Am I Un-Interviewable?

Syntax error.

That was the first communication I ever got from a computer.

I was fiddling with an Apple II Plus and I had read a smattering of the Applesoft BASIC programming manual and was getting impatient and typed something random.

** SYNTAX ERROR was the response, along with a beep.

Syntax errors flew like swarms of locusts over the next few hours until I realized this machine had a very limited vocabulary and there was no secret mode to unlock that would improve its comprehension.

I think I took too long to learn that first basic lesson. Nowadays I suspect it affected my karma as a programmer.

Today I work with way too many different languages to remember syntax for all of them at the same time. Java, Scala, C, C++, C#, Perl, Python and Objective-C are all swimming in my head at different days or nights of the week.


Several reasons, probably.

I never lost my curiosity and I love trying new things. That’s probably number one.

I stand firmly and passionately in the philosophical camp that maintains There’s More Than One Way To Do it. I believe in having as many tools as possible at one’s disposal.

I work during the day as a developer in corporate America, but I’m an aspiring indie game dev at night. Plus, my role at my day job has evolved over time.

So every time I switch projects or assignments, I often have this spaced-out moment when I have to go back and look at code and refresh on syntax.

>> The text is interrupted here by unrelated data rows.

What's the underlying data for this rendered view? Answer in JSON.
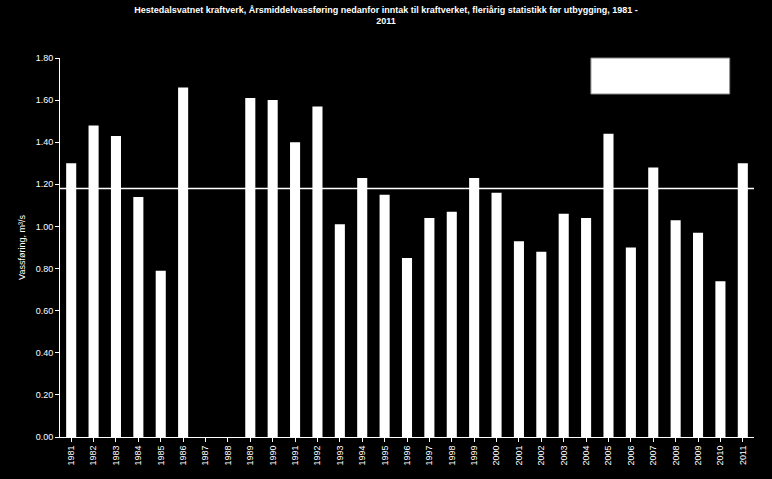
{
  "chart_data": {
    "type": "bar",
    "title": [
      "Hestedalsvatnet kraftverk, Årsmiddelvassføring nedanfor inntak til kraftverket, fleriårig statistikk før utbygging, 1981 -",
      "2011"
    ],
    "y_label": "Vassføring, m³/s",
    "categories": [
      "1981",
      "1982",
      "1983",
      "1984",
      "1985",
      "1986",
      "1987",
      "1988",
      "1989",
      "1990",
      "1991",
      "1992",
      "1993",
      "1994",
      "1995",
      "1996",
      "1997",
      "1998",
      "1999",
      "2000",
      "2001",
      "2002",
      "2003",
      "2004",
      "2005",
      "2006",
      "2007",
      "2008",
      "2009",
      "2010",
      "2011"
    ],
    "values": [
      1.3,
      1.48,
      1.43,
      1.14,
      0.79,
      1.66,
      null,
      null,
      1.61,
      1.6,
      1.4,
      1.57,
      1.01,
      1.23,
      1.15,
      0.85,
      1.04,
      1.07,
      1.23,
      1.16,
      0.93,
      0.88,
      1.06,
      1.04,
      1.44,
      0.9,
      1.28,
      1.03,
      0.97,
      0.74,
      1.3
    ],
    "color": "#ffffff",
    "reference_line": {
      "value": 1.18,
      "color": "#ffffff"
    },
    "ylim": [
      0,
      1.8
    ],
    "yticks": [
      {
        "value": 0,
        "label": "0.00"
      },
      {
        "value": 0.2,
        "label": "0.20"
      },
      {
        "value": 0.4,
        "label": "0.40"
      },
      {
        "value": 0.6,
        "label": "0.60"
      },
      {
        "value": 0.8,
        "label": "0.80"
      },
      {
        "value": 1.0,
        "label": "1.00"
      },
      {
        "value": 1.2,
        "label": "1.20"
      },
      {
        "value": 1.4,
        "label": "1.40"
      },
      {
        "value": 1.6,
        "label": "1.60"
      },
      {
        "value": 1.8,
        "label": "1.80"
      }
    ],
    "grid": false
  }
}
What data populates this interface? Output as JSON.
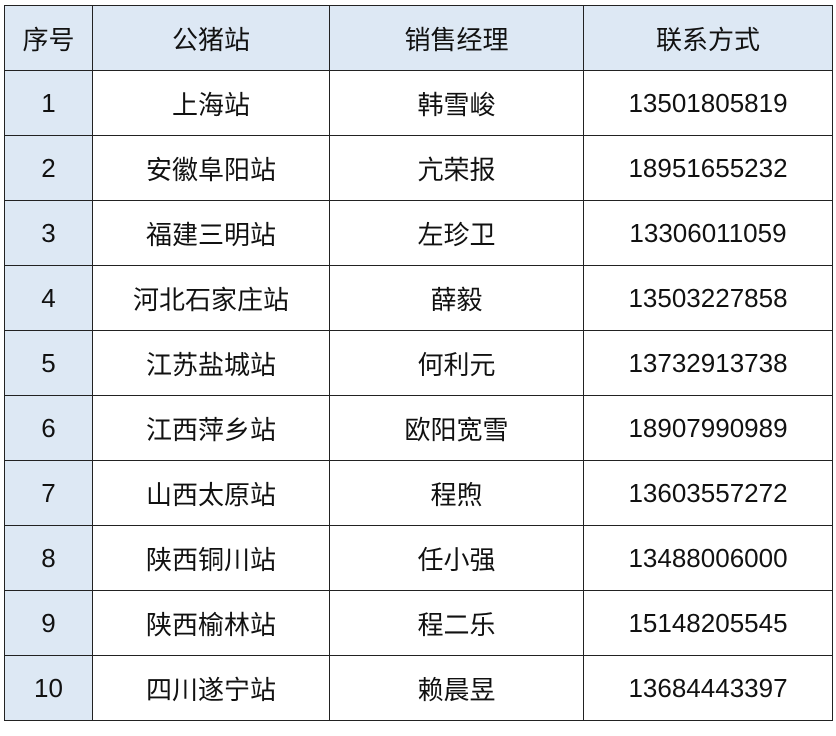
{
  "header": [
    "序号",
    "公猪站",
    "销售经理",
    "联系方式"
  ],
  "rows": [
    {
      "index": "1",
      "station": "上海站",
      "manager": "韩雪峻",
      "phone": "13501805819"
    },
    {
      "index": "2",
      "station": "安徽阜阳站",
      "manager": "亢荣报",
      "phone": "18951655232"
    },
    {
      "index": "3",
      "station": "福建三明站",
      "manager": "左珍卫",
      "phone": "13306011059"
    },
    {
      "index": "4",
      "station": "河北石家庄站",
      "manager": "薛毅",
      "phone": "13503227858"
    },
    {
      "index": "5",
      "station": "江苏盐城站",
      "manager": "何利元",
      "phone": "13732913738"
    },
    {
      "index": "6",
      "station": "江西萍乡站",
      "manager": "欧阳宽雪",
      "phone": "18907990989"
    },
    {
      "index": "7",
      "station": "山西太原站",
      "manager": "程煦",
      "phone": "13603557272"
    },
    {
      "index": "8",
      "station": "陕西铜川站",
      "manager": "任小强",
      "phone": "13488006000"
    },
    {
      "index": "9",
      "station": "陕西榆林站",
      "manager": "程二乐",
      "phone": "15148205545"
    },
    {
      "index": "10",
      "station": "四川遂宁站",
      "manager": "赖晨昱",
      "phone": "13684443397"
    }
  ],
  "colors": {
    "header_bg": "#dde8f4",
    "border": "#222222"
  }
}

I wonder every now and then how well I’d do the next time I go for a job interview and have to write code on a whiteboard.

I’ll tell you right now, the odds are pretty high it’ll be some melange of two or three languages that wouldn’t compile on any platform in existence.

Not on this planet, anyway. There’s probably some compiler a few light-years away in some alien data center that would read it, compile it, link it to an alien runtime library and laugh hysterically afterward.

And then pass it along to all its friends on their social media network, so all of them could have a laugh too.

In the meantime, though, I imagine myself standing in front of a panel of disapproving interviewers who will accept nothing less than perfect syntax, written in their preferred language, using their favorite whiteboard marker color. They might even try to critique my code formatting and count the number of implied white space characters preceding each line of scribbled, invalid syntax.

I really wouldn’t be surprised if this happens to me at some point. I’ve been through crazier things at the job I have right now.

Maybe I should have read the whole BASIC manual first before laying a finger on that Apple II.